Creatine
10 productsCreatine supplements for athletes and strength trainers who want to increase power output, support muscle growth, and improve performance across high-intensity efforts.
What to Look For
- Form and dose: Creatine monohydrate is the most researched form and remains the standard. Effective dosing is 3–5g per day. Advanced creatine forms marketed as superior (HCL, buffered) have less supporting research than monohydrate.
- Purity and testing: Creatine should have a short ingredient list. Look for third-party tested, ideally micronized products (finer particle size improves mixability). Proprietary blends or unnecessary fillers add no benefit over plain monohydrate.
- Bundled formulas: Some creatine products include HMB, beta-alanine, or electrolytes. These additions may benefit certain athletes but add cost and complexity. For most people, straight creatine monohydrate at 3–5g per day delivers the same performance benefit.
Frequently Asked Questions
Does creatine cause water retention or bloating?
Creatine pulls water into muscle cells, which can increase scale weight by 1–3 lbs when you first start. This is intracellular water inside the muscle, not subcutaneous bloating. Some people experience temporary GI discomfort when loading; taking smaller daily doses (3–5g) instead of loading typically avoids this.

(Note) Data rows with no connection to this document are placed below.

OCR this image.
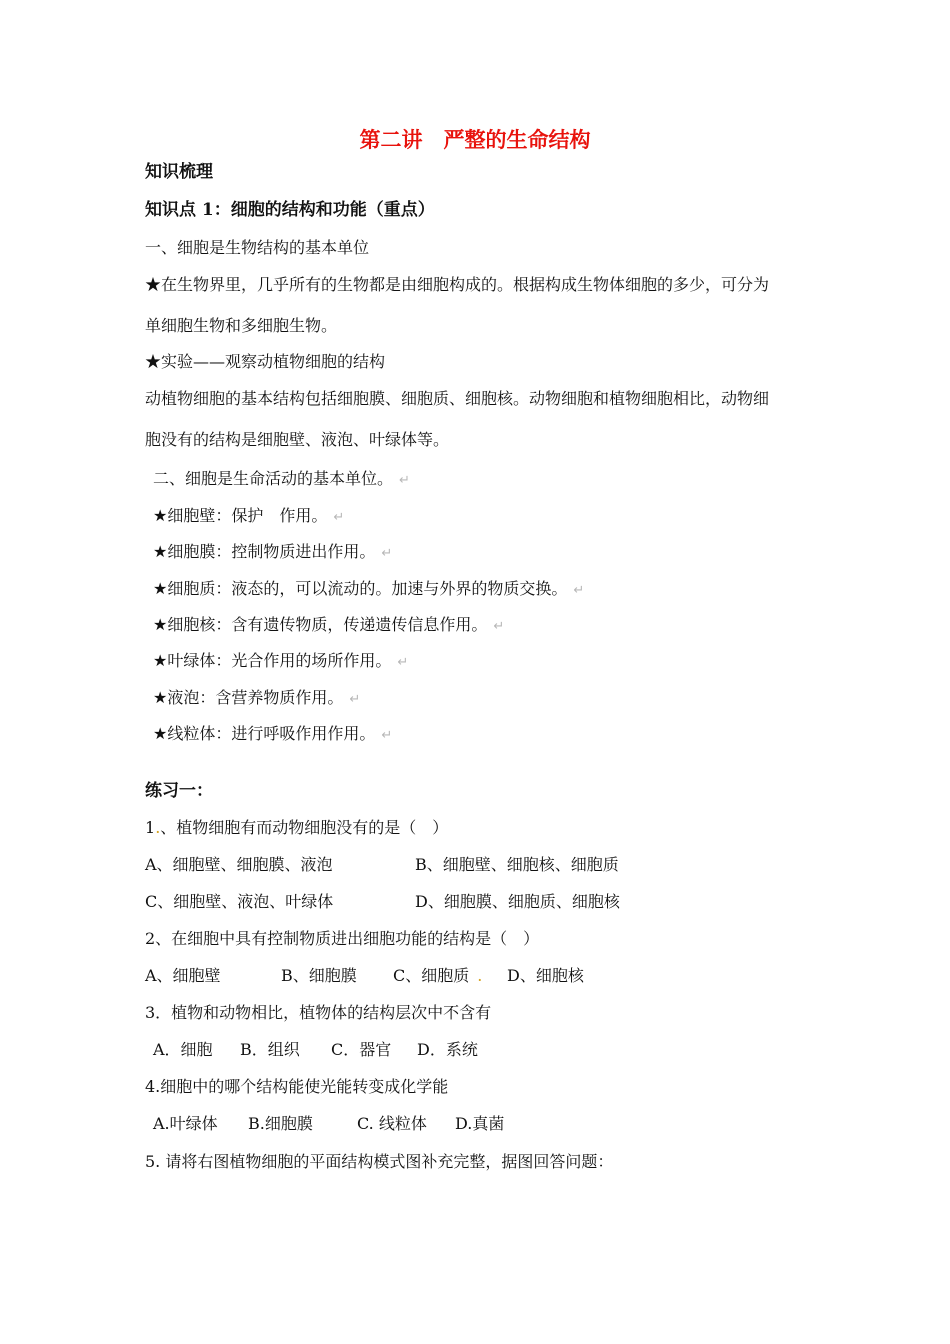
第二讲　严整的生命结构
知识梳理
知识点 1：细胞的结构和功能（重点）
一、细胞是生物结构的基本单位
★在生物界里，几乎所有的生物都是由细胞构成的。根据构成生物体细胞的多少，可分为
单细胞生物和多细胞生物。
★实验——观察动植物细胞的结构
动植物细胞的基本结构包括细胞膜、细胞质、细胞核。动物细胞和植物细胞相比，动物细
胞没有的结构是细胞壁、液泡、叶绿体等。
二、细胞是生命活动的基本单位。 ↵
★细胞壁：保护　作用。 ↵
★细胞膜：控制物质进出作用。 ↵
★细胞质：液态的，可以流动的。加速与外界的物质交换。 ↵
★细胞核：含有遗传物质，传递遗传信息作用。 ↵
★叶绿体：光合作用的场所作用。 ↵
★液泡：含营养物质作用。 ↵
★线粒体：进行呼吸作用作用。 ↵
练习一：
1.、植物细胞有而动物细胞没有的是（　）
A、细胞壁、细胞膜、液泡	B、细胞壁、细胞核、细胞质
C、细胞壁、液泡、叶绿体	D、细胞膜、细胞质、细胞核
2、在细胞中具有控制物质进出细胞功能的结构是（　）
A、细胞壁	B、细胞膜 C、细胞质 . D、细胞核
3．植物和动物相比，植物体的结构层次中不含有
A．细胞 B．组织 C．器官 D．系统
4.细胞中的哪个结构能使光能转变成化学能
A.叶绿体 B.细胞膜	C. 线粒体 D.真菌
5. 请将右图植物细胞的平面结构模式图补充完整，据图回答问题：
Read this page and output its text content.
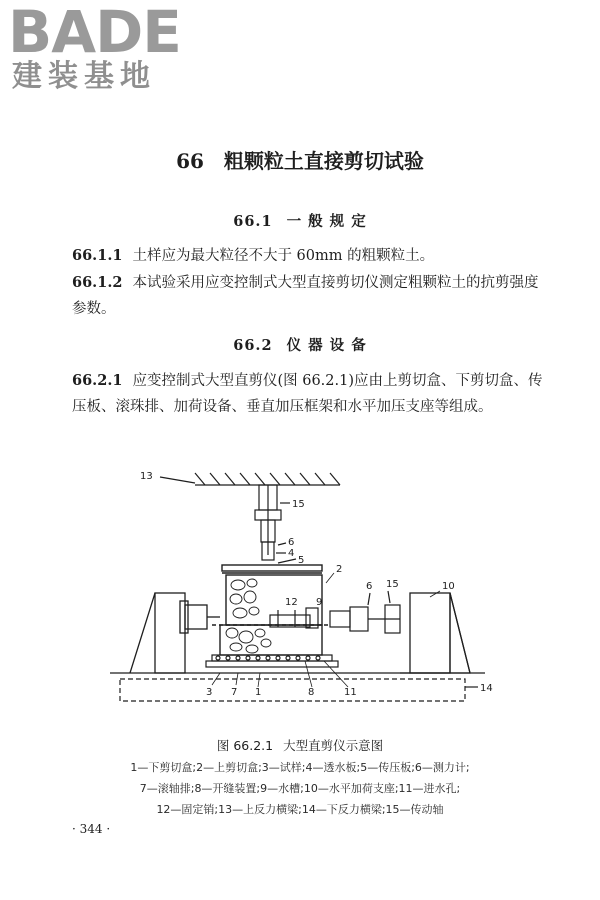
BADE
建装基地
66 粗颗粒土直接剪切试验
66.1 一 般 规 定
66.1.1 土样应为最大粒径不大于 60mm 的粗颗粒土。
66.1.2 本试验采用应变控制式大型直接剪切仪测定粗颗粒土的抗剪强度参数。
66.2 仪 器 设 备
66.2.1 应变控制式大型直剪仪(图 66.2.1)应由上剪切盒、下剪切盒、传压板、滚珠排、加荷设备、垂直加压框架和水平加压支座等组成。
13
15
6
4
5
2
6 15	10
12 9
3 7 1	8	11	14
图 66.2.1 大型直剪仪示意图
1—下剪切盒;2—上剪切盒;3—试样;4—透水板;5—传压板;6—测力计;
7—滚轴排;8—开缝装置;9—水槽;10—水平加荷支座;11—进水孔;
12—固定销;13—上反力横梁;14—下反力横梁;15—传动轴
· 344 ·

Do I need to load creatine?
Loading (20g per day for 5–7 days) saturates your muscles faster but is not required. Taking 3–5g per day consistently reaches the same saturation in about 4 weeks. Loading is useful if you want faster results; daily maintenance dosing works just as well for long-term use.
What is the difference between creatine monohydrate and other creatine forms?
Creatine monohydrate has decades of research behind it showing consistent improvements in strength, power, and muscle mass. Forms like creatine HCL and buffered creatine are marketed as superior, but no studies convincingly show they outperform monohydrate at equivalent doses. Monohydrate is the most cost-effective and evidence-based choice.